As a child, I had a slight fear and obsession with death, so you can imagine that this prayer only fueled that fear. Every night I would say the prayer, rolling it off like habit, until it was so routine I did not even think about the words anymore or why I was even saying this prayer. I just knew that I was supposed to say it. Eventually, as I got older, I stopped saying it aloud and would say it to myself in my head (I guess I didn't want people thinking I was talking to myself!) and often wondered if God could still hear my prayer. For a young elementary child, this was an important question regarding prayer - how does God receive our prayers? This was before the days of emails so in my head I pictured God hearing exactly what I said as if I called him on the phone -now I suppose my prayers come in twitter form to him.
In many ways, my naive childhood experiences formed my prayer life today. As an Episcopalian, I rely exclusively on the Book of Common Prayer for guidance in my prayer life. The routine familiarity of the verses in the BCP provide me with an outlet for speaking to God. When asked to say a prayer at a meal or otherwise, I always seem to ramble and come off with a Southern drawl (why? I dont know - maybe I'm channeling my inner Billy Graham). I feel a bit uncomfortable at these times because I feel as if I'm driving without my seatbelt - I don't have that safety harnes, the BCP, in place to comfort and protect me.
Last winter at my favorite retreat, Winterfest, we focused on the idea of prayer. We explored prayer in familiar and unfamiliar ways - lectio divina, the labyrinth, taize, and more. This retreat made me realize that maybe it is the unfamiliar, the uncomfortable that actually helps me become closer to God through prayer. In putting myself out there, in swimming without my swimmie arms, I am more vulnerable and therefore more open to Him. The process of exploring new forms of prayer helped reinvigorate my BCP based prayer life and transform it into a more holistic prayer life.
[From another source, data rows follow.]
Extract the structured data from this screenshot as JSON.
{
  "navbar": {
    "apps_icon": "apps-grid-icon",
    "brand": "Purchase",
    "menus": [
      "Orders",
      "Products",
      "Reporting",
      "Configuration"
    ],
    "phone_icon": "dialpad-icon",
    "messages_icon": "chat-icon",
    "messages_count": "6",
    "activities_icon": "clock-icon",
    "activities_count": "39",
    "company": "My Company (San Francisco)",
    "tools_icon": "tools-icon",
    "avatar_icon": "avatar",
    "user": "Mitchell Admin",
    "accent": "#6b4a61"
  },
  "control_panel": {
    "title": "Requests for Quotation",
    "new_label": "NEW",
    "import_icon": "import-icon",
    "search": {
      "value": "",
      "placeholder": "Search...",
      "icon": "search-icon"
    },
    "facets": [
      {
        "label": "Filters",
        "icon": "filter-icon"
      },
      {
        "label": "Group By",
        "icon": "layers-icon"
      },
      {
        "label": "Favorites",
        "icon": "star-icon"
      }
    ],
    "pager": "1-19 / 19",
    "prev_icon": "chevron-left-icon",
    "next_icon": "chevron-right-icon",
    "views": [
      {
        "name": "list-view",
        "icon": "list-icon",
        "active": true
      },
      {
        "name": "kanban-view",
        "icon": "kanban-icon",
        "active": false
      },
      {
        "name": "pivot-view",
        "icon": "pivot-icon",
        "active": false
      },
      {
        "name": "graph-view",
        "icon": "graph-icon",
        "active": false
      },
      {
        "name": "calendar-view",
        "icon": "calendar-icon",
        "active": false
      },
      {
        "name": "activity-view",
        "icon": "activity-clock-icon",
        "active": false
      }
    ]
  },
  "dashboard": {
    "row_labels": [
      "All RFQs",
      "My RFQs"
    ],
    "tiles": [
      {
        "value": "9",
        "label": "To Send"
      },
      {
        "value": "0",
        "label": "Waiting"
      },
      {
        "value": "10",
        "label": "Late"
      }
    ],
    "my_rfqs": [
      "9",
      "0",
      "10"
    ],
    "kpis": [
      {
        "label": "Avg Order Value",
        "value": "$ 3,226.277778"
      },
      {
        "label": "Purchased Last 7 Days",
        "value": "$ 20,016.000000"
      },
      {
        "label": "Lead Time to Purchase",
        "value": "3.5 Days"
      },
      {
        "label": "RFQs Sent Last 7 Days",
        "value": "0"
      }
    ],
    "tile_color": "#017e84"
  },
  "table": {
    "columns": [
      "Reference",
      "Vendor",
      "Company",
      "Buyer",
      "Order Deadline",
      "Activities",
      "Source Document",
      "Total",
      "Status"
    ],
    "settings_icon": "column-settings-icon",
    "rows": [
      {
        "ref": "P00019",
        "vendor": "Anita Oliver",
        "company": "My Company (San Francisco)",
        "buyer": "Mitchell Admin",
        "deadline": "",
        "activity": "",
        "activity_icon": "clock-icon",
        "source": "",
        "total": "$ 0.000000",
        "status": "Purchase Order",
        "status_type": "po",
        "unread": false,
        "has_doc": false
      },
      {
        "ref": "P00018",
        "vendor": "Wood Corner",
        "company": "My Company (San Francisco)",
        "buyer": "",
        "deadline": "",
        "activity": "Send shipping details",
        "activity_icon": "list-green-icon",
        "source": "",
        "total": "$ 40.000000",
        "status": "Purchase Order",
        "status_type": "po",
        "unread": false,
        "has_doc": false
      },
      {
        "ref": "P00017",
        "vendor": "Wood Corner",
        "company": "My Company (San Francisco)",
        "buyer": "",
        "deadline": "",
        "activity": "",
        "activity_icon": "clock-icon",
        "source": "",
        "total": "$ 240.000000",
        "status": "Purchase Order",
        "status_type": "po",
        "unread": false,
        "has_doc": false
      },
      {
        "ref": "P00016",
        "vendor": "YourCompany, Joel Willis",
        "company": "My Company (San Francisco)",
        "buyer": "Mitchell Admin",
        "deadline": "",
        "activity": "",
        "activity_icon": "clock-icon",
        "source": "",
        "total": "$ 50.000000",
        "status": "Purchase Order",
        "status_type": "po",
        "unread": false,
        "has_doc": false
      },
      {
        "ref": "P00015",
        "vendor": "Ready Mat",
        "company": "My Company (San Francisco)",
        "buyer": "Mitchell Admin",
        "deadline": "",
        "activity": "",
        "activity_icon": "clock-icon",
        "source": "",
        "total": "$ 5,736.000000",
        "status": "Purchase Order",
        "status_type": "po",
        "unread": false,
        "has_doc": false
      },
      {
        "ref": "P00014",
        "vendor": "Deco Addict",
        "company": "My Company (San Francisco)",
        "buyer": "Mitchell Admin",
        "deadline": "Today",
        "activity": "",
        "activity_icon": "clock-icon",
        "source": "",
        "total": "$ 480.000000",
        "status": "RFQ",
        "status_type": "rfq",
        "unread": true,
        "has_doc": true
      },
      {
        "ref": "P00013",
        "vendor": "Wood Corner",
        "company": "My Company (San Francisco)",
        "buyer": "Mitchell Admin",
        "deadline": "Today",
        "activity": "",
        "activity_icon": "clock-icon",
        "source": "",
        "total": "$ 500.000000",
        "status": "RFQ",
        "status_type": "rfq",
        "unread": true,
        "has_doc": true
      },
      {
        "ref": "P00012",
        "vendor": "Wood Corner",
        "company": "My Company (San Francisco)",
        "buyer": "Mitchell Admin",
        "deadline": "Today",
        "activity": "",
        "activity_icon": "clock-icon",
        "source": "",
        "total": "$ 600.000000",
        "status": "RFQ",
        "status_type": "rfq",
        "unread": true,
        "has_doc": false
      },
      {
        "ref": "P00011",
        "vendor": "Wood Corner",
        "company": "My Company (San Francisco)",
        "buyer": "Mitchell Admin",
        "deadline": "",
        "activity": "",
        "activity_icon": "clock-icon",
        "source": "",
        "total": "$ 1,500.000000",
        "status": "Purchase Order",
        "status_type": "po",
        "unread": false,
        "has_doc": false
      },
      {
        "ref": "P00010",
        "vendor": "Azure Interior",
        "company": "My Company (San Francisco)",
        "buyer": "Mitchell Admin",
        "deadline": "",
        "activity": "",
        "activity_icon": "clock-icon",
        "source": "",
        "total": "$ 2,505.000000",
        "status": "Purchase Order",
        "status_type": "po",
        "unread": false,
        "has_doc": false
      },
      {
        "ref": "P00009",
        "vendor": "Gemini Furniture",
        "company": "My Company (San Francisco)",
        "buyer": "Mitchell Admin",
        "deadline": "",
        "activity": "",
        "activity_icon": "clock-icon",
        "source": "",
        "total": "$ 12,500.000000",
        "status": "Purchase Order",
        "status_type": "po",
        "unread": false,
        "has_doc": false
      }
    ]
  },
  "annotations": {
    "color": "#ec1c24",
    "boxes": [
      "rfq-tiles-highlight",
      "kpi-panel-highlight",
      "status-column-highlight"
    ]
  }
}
Yet I still struggle with what to pray about. I read the prayer list at church, I see prayer requests on facebook's news feed, I get calls from friends about something they need people to pray for.. and while I do want to be supportive of my community, I feel righteous for praying for these things. I realized that it was not what I was praying for, but how I was praying for them. As I get older and less self absorbed, I'm learning more about myself and my faith. One of these such things is that as Christians, we cannot tell God what to do through prayer. We cannot say "God, please heal Aunt Sally" (not even saying please makes it ok!) because we are not the commanders of the universe, we are not in charge, we are not the ones with the plan. Rather, we can ask for guidance, ask for support, and ask for care from God. That Aunt Sally prayer then becomes "God, please take Aunt Sally into your arms and look after her." If the plan is for her to be healed, He will do so. If not, she will be taken care of in heaven. As scary as it is to have that situation out of our hands, that is the point - it IS out of our hands. Once we admit this, prayer becomes liberating.
Flashing back to my four year old self, lying in bed saying my bedtime prayer and thinking to myself "but really God - I want to wake up in the morning, don't take that last part seriously," I think about the list of prayers I ended up adding on to the conclusion of my prayer. I don't even remember what all I prayed for but apparently it was so important that I had to pray for those exact things every single night, in the same order, always after the bedtime prayer. My childhood self was a demanding pray-er. I had a list of demands and God had to concede to them. One such prayer? "Dear God - please let Mom's belly have girls." And yet we all know how that turned out - love you Jacob and Ezra! Clearly God had a plan for my family that did not involve little sisters. And boy (pun intended) did He know what he was doing - I love my brothers so much and cannot imagine how I would be now if I was not the "princess" of my house, my daddy's favorite daughter.
I guess, just like with life, in regards to prayer, we really have to "Let Go and Let God."